Se alega, por último, en este apartado, la vulneración del principio de contradicción de AAMH, por la mutatio libelli cometida por doValue.
El alegado principio procesal determina la imposibilidad de que, en un procedimiento judicial, una parte modifique sustancialmente sus pretensiones o los elementos integradores de la mismas, en perjuicio de las otras partes, en la medida en que no puedan oponerse a dicha alteración con eficacia.
En el caso presente no estamos ante una mutatio libelli, dado que la modificación que señala la parte demandante: sustituir la doctrina del «centro de interés» por la alegación de que la interpretación de AAMH dejaría sin efectos a la Sección 2.6, no constituyen ni el objeto de la pretensión deducida ni elementos integrantes de la misma.
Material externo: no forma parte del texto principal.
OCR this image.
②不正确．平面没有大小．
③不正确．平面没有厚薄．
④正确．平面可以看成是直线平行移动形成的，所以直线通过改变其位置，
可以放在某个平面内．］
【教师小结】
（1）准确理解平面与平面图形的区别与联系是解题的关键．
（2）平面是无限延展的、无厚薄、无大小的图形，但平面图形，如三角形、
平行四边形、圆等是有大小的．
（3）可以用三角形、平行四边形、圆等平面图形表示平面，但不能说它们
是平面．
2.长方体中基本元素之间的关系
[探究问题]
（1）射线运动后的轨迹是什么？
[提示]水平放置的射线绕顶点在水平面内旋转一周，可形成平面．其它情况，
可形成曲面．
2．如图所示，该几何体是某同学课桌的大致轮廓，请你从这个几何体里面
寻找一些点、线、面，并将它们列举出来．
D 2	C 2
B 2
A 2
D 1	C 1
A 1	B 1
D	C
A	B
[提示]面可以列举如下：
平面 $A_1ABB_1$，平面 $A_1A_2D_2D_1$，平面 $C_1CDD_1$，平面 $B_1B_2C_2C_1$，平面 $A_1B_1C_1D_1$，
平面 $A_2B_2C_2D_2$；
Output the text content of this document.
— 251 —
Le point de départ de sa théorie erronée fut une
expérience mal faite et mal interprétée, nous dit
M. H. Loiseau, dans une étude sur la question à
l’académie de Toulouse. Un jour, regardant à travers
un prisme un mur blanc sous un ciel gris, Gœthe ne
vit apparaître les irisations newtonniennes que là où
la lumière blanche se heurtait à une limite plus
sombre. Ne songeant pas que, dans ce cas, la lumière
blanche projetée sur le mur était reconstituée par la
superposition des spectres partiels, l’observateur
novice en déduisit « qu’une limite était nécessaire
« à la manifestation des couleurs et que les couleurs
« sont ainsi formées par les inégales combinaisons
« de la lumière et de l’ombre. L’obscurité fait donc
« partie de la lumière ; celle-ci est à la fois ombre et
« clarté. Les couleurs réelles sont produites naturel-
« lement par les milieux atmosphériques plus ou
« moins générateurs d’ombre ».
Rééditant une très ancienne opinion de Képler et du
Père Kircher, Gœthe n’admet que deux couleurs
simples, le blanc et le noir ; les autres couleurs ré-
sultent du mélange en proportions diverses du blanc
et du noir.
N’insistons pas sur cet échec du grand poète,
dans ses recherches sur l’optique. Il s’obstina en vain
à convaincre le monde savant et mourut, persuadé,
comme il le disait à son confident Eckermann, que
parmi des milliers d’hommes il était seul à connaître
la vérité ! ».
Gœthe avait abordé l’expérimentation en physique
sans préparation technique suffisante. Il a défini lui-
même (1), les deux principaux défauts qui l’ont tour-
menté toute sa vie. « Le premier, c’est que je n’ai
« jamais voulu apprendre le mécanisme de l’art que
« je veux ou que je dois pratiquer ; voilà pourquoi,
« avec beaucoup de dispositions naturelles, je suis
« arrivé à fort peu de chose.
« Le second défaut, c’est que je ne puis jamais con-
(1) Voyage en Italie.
Son argumentos jurídicos y de interpretación, sujetos a lo largo del procedimiento a las alegaciones de las partes, singularmente en las fases de alegaciones y de conclusiones, que pueden ser rebatidas -principio de contradicción-y ser admitidos o no por el Tribunal Arbitral, que tiene autonomía para la aplicación e interpretación del derecho (art. 34 L A).
II. Como segundo motivo de infracción se alega que el Tribunal Arbitral, resolvió sobre cuestiones no sometidas a su decisión. (Art. 41.1 c) en relación con el apdo. f) de dicho precepto, de la L A)
El motivo insiste y reproduce la infracción del principio mutatio libelli,si bien enfocándolo desde la perspectiva de los citados apdos. de la L A, que, en definitiva, concluyen en la alegación de vulneración del orden público.
La desestimación del motivo viene de la mano de lo resuelto en el anterior apartado de esta resolución”.
“(…) En cuanto a los pronunciamientos bajo los epígrafes J y K del Laudo, cuya nulidad se pretende, se refieren, respectivamente, a la decisión de que las partes compartirán por cuotas iguales las costas del arbitraje fijadas por la Corte de Arbitraje de la CCI (640.000 $) y que, asimismo, sufraguen sus propias costas y gastos legales ocasionados en el arbitraje.
Fundamenta el Tribunal Arbitral dichas decisiones en el art. 38.1 y 4 del Reglamento de la CCI (epígrafes 326 y ss.)
Las dos decisiones del Laudo son tributarias de la aplicación del principio del vencimiento y de no haber observado mala fe en la conducta procesal de las partes, ni en el planteamiento de sus respectivas demandas (principal y reconvencional), ni en el transcurso del procedimiento arbitral.
La aplicación del principio del vencimiento, al haber estimado sustancialmente, tanto la pretensión de la demandante como de la parte reconvencional, lleva al Tribunal Arbitral a hacer una compensación, de manera que cada parte corra con sus propias costas y gastos legales, así como a sufragar por iguales partes las costas del arbitraje.
En el caso presente, lo resuelto precedentemente por la Sala, en cuanto a desestimar la demanda de nulidad parcial de los otros pronunciamientos analizados, supone el mantenimiento del Laudo incólume, por lo que los relativos a las costas y gastos, deben mantenerse por la propia respuesta dada por el Tribunal Arbitral, que resulta razonada y razonable”.